= Sergio Luque =

Sergio Luque is a composer of vocal, instrumental and electroacoustic music. His work often involves computer-aided algorithmic composition and stochastic processes.

His music has been performed by the Birmingham Contemporary Music Group, Les Jeunes Solistes, Garth Knox, the Nieuw Ensemble and the Schönberg Ensemble, among others, and has been presented in the United Kingdom, the Netherlands, Germany, France, Switzerland, Austria, Spain, the United States, Mexico, Cuba, El Salvador, Chile, Argentina, Japan and Australia.

He has a PhD in Musical Composition from the University of Birmingham, where he studied with Jonty Harrison and Scott Wilson, and was a member of BEAST (Birmingham ElectroAcoustic Sound Theatre).
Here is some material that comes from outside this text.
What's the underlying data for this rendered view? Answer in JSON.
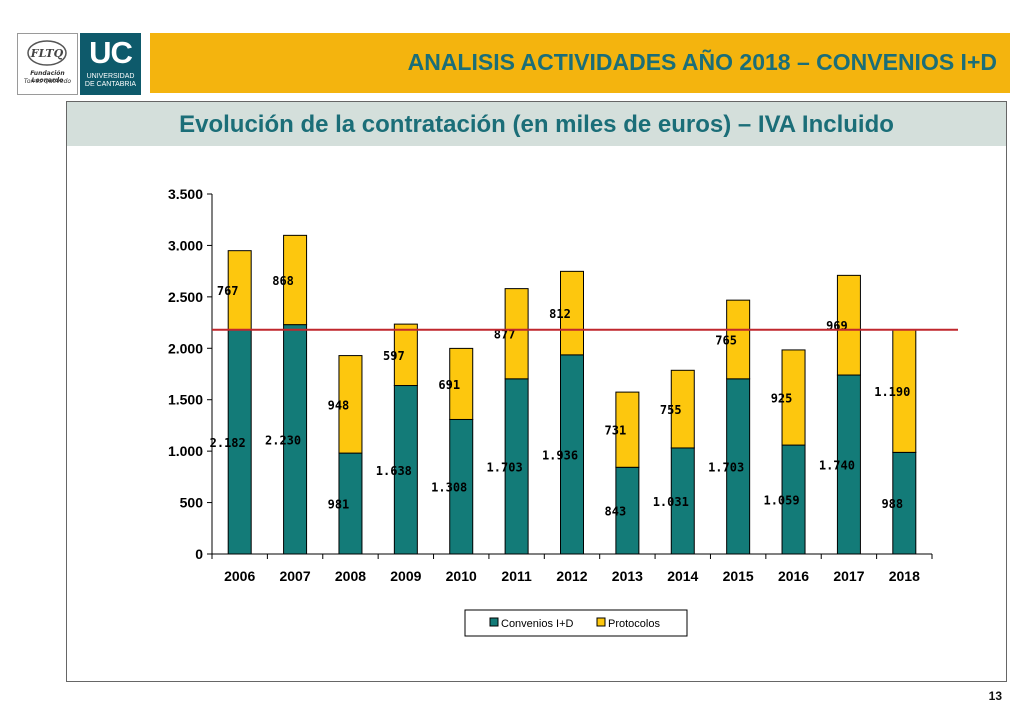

During his PhD, he worked on the development of stochastic synthesis, a synthesis technique invented by Iannis Xenakis.

In 2006, he received a master's degree with Distinction in Sonology from the Institute of Sonology at the Royal Conservatory of The Hague, studying with Paul Berg and Kees Tazelaar. In 2004, he received a master's degree in Composition from the Conservatory of Rotterdam, studying with Klaas de Vries and René Uijlenhoet. He has a bachelor's degree in Composition from the Musical Studies and Research Centre (CIEM, Mexico).